Pandemic of coronavirus: WHAT IS PANDEMIC?

Pandemic of coronavirus: WHAT IS PANDEMIC?
  • Clock-gray 14:58
  • calendar-gray 12 March 2020

The World Health Organization on Wednesday declared coronavirus a pandemic, reflecting alarm that countries aren’t working quickly and aggressively enough to fight the disease it causes, covid-19, APA reports citing E-tibb.az

For weeks now, the WHO has hesitated to make the pandemic declaration, for fear of inciting panic or prompting some countries to flag in their efforts, even though many epidemiologists believed the coronavirus had already spread to pandemic levels.

But on Wednesday, Tedros noted the widespread scale of the outbreak. “There are now more than 118,000 cases in 114 countries, and 4,291 people have lost their lives,” he said. “In the days and weeks ahead, we expect to see the number of coronavirus cases, the number of deaths and the number of affected countries climb even higher."

A pandemic describes a disease that is spreading between people in multiple countries around the world at the same time.

WHO chief Dr Tedros Adhanom Ghebreyesus said it was now using the term because of deep concern over "alarming levels of inaction" over the virus.

What is a pandemic?

The description is reserved for an infectious disease where we see significant and ongoing person-to-person spread in multiple countries.

The last time a pandemic occurred was in 2009 with swine flu, which experts think killed hundreds of thousands of people.

Pandemics are more likely if a virus is brand new, able to infect people easily and can spread from person to person in an efficient and sustained way.

Coronavirus appears to tick all of those boxes.

With no vaccine or treatment that can prevent it yet, containing its spread is vital.

Note that back to history there were three pandemic cases: Spanish flu in 1918, Asian flu in 1957 and Swine flu in 2009.

It infected 500 million people around the world or about 27% of the then world population of between 1.8 and 1.9 billion, including people on isolated Pacific islands and in the Arctic.
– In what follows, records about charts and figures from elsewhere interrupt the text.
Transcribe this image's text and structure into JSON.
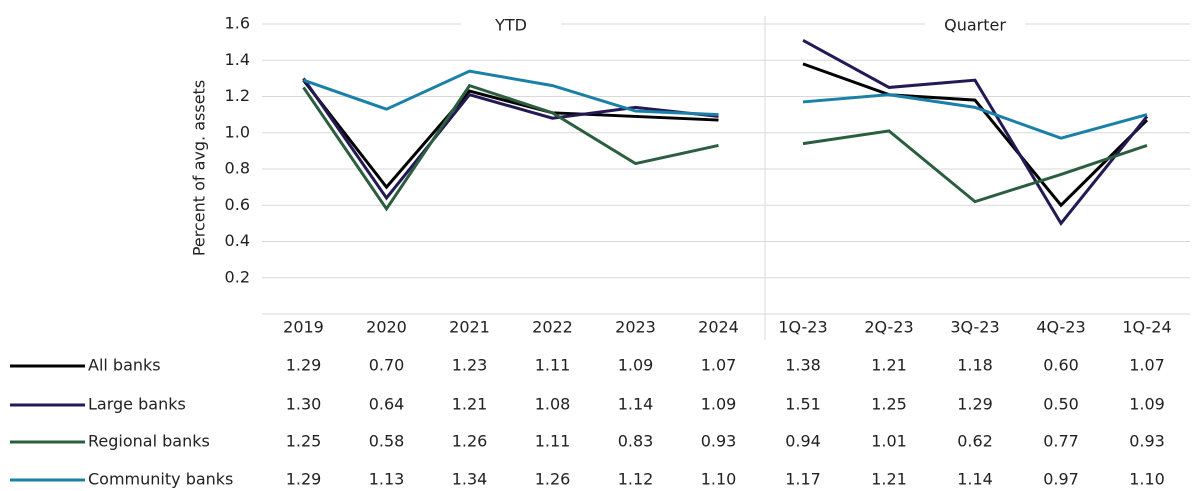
{
  "chart_data": {
    "type": "line",
    "ylabel": "Percent of avg. assets",
    "ylim": [
      0,
      1.6
    ],
    "yticks": [
      0.2,
      0.4,
      0.6,
      0.8,
      {
        "value": 1,
        "label": "1.0"
      },
      1.2,
      1.4,
      1.6
    ],
    "grid": true,
    "panels": [
      {
        "title": "YTD",
        "categories": [
          "2019",
          "2020",
          "2021",
          "2022",
          "2023",
          "2024"
        ]
      },
      {
        "title": "Quarter",
        "categories": [
          "1Q-23",
          "2Q-23",
          "3Q-23",
          "4Q-23",
          "1Q-24"
        ]
      }
    ],
    "series": [
      {
        "name": "All banks",
        "color": "#000000",
        "values": [
          1.29,
          0.7,
          1.23,
          1.11,
          1.09,
          1.07,
          1.38,
          1.21,
          1.18,
          0.6,
          1.07
        ],
        "value_labels": [
          "1.29",
          "0.70",
          "1.23",
          "1.11",
          "1.09",
          "1.07",
          "1.38",
          "1.21",
          "1.18",
          "0.60",
          "1.07"
        ]
      },
      {
        "name": "Large banks",
        "color": "#231a55",
        "values": [
          1.3,
          0.64,
          1.21,
          1.08,
          1.14,
          1.09,
          1.51,
          1.25,
          1.29,
          0.5,
          1.09
        ],
        "value_labels": [
          "1.30",
          "0.64",
          "1.21",
          "1.08",
          "1.14",
          "1.09",
          "1.51",
          "1.25",
          "1.29",
          "0.50",
          "1.09"
        ]
      },
      {
        "name": "Regional banks",
        "color": "#2b5e3f",
        "values": [
          1.25,
          0.58,
          1.26,
          1.11,
          0.83,
          0.93,
          0.94,
          1.01,
          0.62,
          0.77,
          0.93
        ],
        "value_labels": [
          "1.25",
          "0.58",
          "1.26",
          "1.11",
          "0.83",
          "0.93",
          "0.94",
          "1.01",
          "0.62",
          "0.77",
          "0.93"
        ]
      },
      {
        "name": "Community banks",
        "color": "#1b80a8",
        "values": [
          1.29,
          1.13,
          1.34,
          1.26,
          1.12,
          1.1,
          1.17,
          1.21,
          1.14,
          0.97,
          1.1
        ],
        "value_labels": [
          "1.29",
          "1.13",
          "1.34",
          "1.26",
          "1.12",
          "1.10",
          "1.17",
          "1.21",
          "1.14",
          "0.97",
          "1.10"
        ]
      }
    ]
  }
}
The death toll is estimated to have been anywhere from 17 million to 50 million, and possibly as high as 100 million, making it one of the deadliest epidemics in human history. Historical and epidemiological data are inadequate to identify with certainty the pandemic's geographic origin.
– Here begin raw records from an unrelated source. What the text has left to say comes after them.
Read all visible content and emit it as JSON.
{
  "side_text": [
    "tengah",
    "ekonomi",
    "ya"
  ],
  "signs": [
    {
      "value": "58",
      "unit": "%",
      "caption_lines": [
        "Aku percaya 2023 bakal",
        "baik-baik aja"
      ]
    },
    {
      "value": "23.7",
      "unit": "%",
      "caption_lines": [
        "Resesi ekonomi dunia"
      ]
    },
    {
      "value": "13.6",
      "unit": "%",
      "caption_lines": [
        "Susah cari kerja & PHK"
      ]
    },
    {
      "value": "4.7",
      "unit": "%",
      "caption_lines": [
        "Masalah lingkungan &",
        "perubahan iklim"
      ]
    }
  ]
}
Infectious diseases already limited life expectancy in the early 20th century, but life expectancy in the United States dropped by about 12 years in the first year of the pandemic. Most influenza outbreaks disproportionately kill the very young and the very old, with a higher survival rate for those in between, but the Spanish flu pandemic resulted in a higher than expected mortality rate for young adults.

Asian flu of 1957, also called Asian flu pandemic of 1957, outbreak of influenza that was first identified in February 1957 in East Asia and that subsequently spread to countries worldwide. The 1957 Asian flu was the second major influenza pandemic to occur in the 20th century

Why is the term being used now?

At the end of February, Dr Tedros said while coronavirus "absolutely" had pandemic potential it was not there yet because "we are not witnessing uncontained global spread".

What has changed is the number of countries dealing with cases. There have now been 118,000 in 114 countries.

Changing the language does not change anything about how the virus is behaving, but the WHO hopes it will change how countries tackle it.

"Some countries are struggling with a lack of capacity. Some countries are struggling with a lack of resources. Some countries are struggling with a lack of resolve," Dr Tedros said.

He added that the WHO was asking all countries to:

- activate and scale-up emergency response mechanisms

- communicate with people about the risks and how they can protect themselves

- find, isolate, test and treat every Covid-19 case and trace every contact

"We cannot say this loudly enough or clearly enough or often enough - all countries can change the course of this pandemic."